İnsanın yoğun üzüntü, öfke gibi duygularıyla temas edebilmesi güçtür. Uzun süreli bir uğraş ve farkındalık ister. Bu yapılamayınca örneklerde gördüğümüz gibi, olanı birkaç kat abartan kişiler ve hayvan dernekleri ile bu mecraları itici bulan, uzak durmaya çalışan, aslında faydası dokunabilecek bir hayvansever toplamdan bahseder hale geliyoruz. Bir de hayvansever olduğunu söyleyip insanlardan nefret eden kişilerle karşılaşabiliyoruz. Bu da yine kişinin kendi fenomenolojisiyle alakalıdır. Bunu etkileyen birçok faktör olabilir. Bunlardan birkaçı olan erken dönem bağlanma ilişkileri, büyürken yıkıcı etkisi olan bir sosyal çevre, ihmal yaşantısı kişinin insanlara bakışını olumsuz yönde etkileyebilir.
Şiddet, dünya üzerinde insanların topluluk halinde yaşamaya başladığı tarih öncesi dönemlerden beri vardır ve tamamen bitmesi mümkün değildir. Öncelikle bunu ve insanın kendi içindeki yıkıcı olan tarafı kabul etmek bir başlangıç noktası olabilir. Kendi içimizdeki yıkıcı olan tarafı kabul etmek, bunu göstermek değildir. Varlığını kabul etmek, yıkıcılığı işlevsiz şekilde yok saymayı, bastırmayı, aşırı vicdanı engeller, bu da gerçekçi şekilde olaylara yaklaşabilmemizi sağlar.
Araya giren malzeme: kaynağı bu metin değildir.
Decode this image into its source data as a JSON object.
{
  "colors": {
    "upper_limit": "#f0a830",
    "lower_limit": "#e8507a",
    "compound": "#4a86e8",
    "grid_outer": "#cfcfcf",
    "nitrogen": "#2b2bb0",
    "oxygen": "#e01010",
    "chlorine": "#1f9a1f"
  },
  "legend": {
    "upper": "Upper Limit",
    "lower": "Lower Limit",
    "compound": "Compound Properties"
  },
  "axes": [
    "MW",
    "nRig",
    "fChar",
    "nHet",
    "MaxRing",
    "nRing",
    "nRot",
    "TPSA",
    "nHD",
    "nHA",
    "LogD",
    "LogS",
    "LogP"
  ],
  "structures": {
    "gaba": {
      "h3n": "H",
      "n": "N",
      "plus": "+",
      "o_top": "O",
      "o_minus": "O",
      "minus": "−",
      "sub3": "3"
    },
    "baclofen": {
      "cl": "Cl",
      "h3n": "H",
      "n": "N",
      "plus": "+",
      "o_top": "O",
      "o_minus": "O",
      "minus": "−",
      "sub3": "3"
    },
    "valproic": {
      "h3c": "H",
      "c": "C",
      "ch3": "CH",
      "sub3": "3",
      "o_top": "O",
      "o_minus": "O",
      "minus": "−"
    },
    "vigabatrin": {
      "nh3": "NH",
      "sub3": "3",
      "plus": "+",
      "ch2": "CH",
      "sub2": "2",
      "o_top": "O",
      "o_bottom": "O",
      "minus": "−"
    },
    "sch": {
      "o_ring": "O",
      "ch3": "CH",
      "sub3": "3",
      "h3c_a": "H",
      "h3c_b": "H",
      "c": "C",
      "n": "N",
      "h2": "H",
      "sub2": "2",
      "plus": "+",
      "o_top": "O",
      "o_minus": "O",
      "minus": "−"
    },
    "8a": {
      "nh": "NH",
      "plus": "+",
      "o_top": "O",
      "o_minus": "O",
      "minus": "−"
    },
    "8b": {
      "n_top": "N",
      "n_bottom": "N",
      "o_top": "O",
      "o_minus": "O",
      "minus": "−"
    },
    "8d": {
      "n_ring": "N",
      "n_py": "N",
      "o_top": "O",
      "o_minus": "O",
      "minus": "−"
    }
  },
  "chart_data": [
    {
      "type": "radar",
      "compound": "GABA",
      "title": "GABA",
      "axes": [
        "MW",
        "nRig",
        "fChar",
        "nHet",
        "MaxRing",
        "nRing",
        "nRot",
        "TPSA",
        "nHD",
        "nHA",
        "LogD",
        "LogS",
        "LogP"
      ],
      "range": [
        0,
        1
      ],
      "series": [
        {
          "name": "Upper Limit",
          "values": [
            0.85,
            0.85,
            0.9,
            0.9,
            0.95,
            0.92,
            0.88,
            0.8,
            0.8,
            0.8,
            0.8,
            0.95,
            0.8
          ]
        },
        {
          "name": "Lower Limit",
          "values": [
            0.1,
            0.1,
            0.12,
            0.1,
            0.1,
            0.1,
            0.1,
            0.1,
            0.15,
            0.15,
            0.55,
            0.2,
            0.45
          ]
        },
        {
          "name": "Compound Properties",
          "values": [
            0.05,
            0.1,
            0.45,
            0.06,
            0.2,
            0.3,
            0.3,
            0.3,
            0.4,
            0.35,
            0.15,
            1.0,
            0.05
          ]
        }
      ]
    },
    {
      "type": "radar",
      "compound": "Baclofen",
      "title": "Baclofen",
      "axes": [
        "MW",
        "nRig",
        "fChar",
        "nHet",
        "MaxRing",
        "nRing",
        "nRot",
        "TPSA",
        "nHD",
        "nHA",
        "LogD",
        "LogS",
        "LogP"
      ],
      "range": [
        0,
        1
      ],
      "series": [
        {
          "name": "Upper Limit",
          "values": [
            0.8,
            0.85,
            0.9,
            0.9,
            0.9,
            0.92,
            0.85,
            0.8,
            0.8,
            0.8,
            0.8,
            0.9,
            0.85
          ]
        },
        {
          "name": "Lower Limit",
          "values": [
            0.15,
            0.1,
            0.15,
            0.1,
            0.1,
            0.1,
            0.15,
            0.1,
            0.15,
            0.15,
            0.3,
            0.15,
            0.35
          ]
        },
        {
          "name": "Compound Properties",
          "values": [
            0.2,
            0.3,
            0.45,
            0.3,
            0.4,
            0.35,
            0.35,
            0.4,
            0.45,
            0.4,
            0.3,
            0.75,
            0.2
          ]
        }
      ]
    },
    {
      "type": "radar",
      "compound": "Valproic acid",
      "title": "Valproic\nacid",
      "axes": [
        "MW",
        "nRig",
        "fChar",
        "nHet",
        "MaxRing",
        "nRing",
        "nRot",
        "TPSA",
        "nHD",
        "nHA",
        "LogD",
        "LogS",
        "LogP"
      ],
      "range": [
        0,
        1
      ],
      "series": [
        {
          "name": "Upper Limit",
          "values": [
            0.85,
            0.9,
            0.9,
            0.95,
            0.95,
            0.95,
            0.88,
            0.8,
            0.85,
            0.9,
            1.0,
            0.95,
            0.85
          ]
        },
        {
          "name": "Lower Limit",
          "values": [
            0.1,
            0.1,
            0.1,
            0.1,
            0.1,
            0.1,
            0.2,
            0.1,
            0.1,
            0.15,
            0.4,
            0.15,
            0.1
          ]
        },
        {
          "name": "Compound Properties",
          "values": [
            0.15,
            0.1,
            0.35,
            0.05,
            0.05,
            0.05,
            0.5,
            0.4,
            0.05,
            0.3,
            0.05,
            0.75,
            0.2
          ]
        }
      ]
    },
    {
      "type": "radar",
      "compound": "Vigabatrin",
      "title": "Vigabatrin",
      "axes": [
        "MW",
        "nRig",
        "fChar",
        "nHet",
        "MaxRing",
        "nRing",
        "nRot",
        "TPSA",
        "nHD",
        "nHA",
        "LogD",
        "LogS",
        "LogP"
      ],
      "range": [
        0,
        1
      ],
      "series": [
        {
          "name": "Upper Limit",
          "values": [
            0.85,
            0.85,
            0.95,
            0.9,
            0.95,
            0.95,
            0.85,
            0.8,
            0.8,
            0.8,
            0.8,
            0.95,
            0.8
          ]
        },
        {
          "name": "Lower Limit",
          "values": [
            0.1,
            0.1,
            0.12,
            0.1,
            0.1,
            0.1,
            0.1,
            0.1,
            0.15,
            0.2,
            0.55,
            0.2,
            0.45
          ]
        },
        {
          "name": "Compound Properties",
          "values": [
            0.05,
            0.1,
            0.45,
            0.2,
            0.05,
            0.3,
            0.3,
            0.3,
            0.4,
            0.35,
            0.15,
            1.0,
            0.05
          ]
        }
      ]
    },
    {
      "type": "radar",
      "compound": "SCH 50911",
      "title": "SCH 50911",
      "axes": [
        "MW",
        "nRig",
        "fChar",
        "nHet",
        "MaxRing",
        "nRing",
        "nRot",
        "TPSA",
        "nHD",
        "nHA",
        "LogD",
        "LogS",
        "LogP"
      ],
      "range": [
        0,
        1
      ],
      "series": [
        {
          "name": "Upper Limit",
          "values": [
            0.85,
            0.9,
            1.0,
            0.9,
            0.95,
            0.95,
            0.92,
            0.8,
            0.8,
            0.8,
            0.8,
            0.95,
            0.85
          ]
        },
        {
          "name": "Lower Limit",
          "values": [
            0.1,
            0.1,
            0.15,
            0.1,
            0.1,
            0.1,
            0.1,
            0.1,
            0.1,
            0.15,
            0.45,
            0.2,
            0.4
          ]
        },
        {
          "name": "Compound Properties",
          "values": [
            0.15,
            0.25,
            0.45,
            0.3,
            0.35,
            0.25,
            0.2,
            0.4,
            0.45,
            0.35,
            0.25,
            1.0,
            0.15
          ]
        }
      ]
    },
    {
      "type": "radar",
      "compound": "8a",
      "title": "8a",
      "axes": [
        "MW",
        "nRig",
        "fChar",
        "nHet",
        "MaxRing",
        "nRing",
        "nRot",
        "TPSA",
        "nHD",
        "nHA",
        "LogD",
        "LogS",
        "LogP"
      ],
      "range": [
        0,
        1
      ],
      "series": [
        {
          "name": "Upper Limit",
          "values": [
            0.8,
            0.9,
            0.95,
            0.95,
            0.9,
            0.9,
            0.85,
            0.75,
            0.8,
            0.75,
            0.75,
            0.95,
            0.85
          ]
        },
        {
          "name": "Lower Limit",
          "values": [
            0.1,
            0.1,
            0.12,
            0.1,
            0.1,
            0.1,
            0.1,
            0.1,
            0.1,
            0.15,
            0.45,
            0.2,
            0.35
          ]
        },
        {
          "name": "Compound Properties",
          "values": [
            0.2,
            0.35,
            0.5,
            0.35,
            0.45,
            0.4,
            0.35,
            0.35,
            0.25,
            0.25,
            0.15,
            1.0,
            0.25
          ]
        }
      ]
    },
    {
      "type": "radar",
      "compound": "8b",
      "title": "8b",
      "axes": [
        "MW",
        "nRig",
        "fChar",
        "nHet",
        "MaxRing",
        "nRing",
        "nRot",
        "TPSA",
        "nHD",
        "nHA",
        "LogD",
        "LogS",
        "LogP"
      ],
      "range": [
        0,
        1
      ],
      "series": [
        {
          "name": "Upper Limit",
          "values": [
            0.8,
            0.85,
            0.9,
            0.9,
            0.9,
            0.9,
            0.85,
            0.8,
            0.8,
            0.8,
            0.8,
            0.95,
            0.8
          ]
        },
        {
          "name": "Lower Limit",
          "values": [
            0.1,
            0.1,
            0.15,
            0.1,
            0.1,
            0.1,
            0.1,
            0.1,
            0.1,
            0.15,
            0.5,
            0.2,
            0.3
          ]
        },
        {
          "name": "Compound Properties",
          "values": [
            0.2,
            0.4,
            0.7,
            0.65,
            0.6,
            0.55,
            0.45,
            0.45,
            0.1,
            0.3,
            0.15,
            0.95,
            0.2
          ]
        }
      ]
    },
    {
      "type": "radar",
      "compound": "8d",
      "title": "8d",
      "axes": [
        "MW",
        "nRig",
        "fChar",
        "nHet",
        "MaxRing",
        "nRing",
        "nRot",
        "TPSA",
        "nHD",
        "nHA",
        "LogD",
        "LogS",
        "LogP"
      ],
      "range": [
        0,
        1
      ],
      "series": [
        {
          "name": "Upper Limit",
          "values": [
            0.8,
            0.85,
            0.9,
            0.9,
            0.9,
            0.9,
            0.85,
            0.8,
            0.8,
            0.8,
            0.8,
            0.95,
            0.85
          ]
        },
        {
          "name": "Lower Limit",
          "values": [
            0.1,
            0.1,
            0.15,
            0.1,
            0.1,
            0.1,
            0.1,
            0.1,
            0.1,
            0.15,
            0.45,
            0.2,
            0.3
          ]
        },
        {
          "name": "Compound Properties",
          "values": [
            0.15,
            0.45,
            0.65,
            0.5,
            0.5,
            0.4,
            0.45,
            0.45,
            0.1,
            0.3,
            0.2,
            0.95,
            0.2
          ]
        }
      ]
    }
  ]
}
Bunu yapabildiğimiz zaman öfkesini yapıcı şekilde değil de insana ve hayvana karşı yok edici şekilde gösteren kişilerin ne olup da bu noktaya geldiklerini az da olsa anlayabiliriz. Şiddeti alttan alta destekleyen ya da karşı çıkmayan toplumsal, resmi, çevresel, kültürel sistemlerin zarar verici taraflarını, insanın tek başına yaşayan bir varlık olmadığını, çevre ile karşılıklı teması olan dinamik bir organizma olduğunu daha net bir şekilde görebiliriz.
Şiddet olayları karşısında öfkelenmemek mümkün değildir. Ancak bunu yaşadıktan sonra sakinleşerek umudu ortaya çıkarmak, linç kültüründen uzaklaşmak ilerletici ve olgun bir tepki olacaktır.
Kalıpların dışında ve esnek düşünebilmek zordur. Bunun yapılabilmesi için, bahsedilen mekanizmaların farkında olan kişilerin insanları gerçekliğe ve zorlu olaylarla karşılaşıldığında umutlu olmaya davet etme yönünde yayınlar yapmaları dikkat çekici olabilir. Çünkü umut olmazsa harekete geçme de olmaz ve oturduğumuz yerden şikayet etmeye devam ederiz.
Editörün notu:
Son zamanlarda medya maalesef şiddet haberlerini sürekli öne çıkartmaya çalışarak şiddetten beslenmektedir. Örneğin ölü, sakat veya hasta bir kediyi hiçbir kanıt göstermeksizin “yine cani insan şiddeti” gibi başlıklarla manşetlere taşıyarak, insanların duyguları üzerinden reyting veya tık hesabı yapmaktadır. Benzer bir şekilde tık tuzağı (clickbait) hayvan sayfaları reklam gelirlerini bu yolla artırmaya çalışmaktadır. Her olayda infial yaratmaya çalışan bazı sözde hayvan dernekleri ve sayfaları da aynı tutumu sürdürmektedir. Diğer taraftan; nerede, ne zaman ve nasıl olduğu bile belli olmayan şiddet içerikli görseller sürekli sosyal medyada paylaşılarak bu tür olaylar normalleştirilmektedir. Bunlara prim verilmemelidir.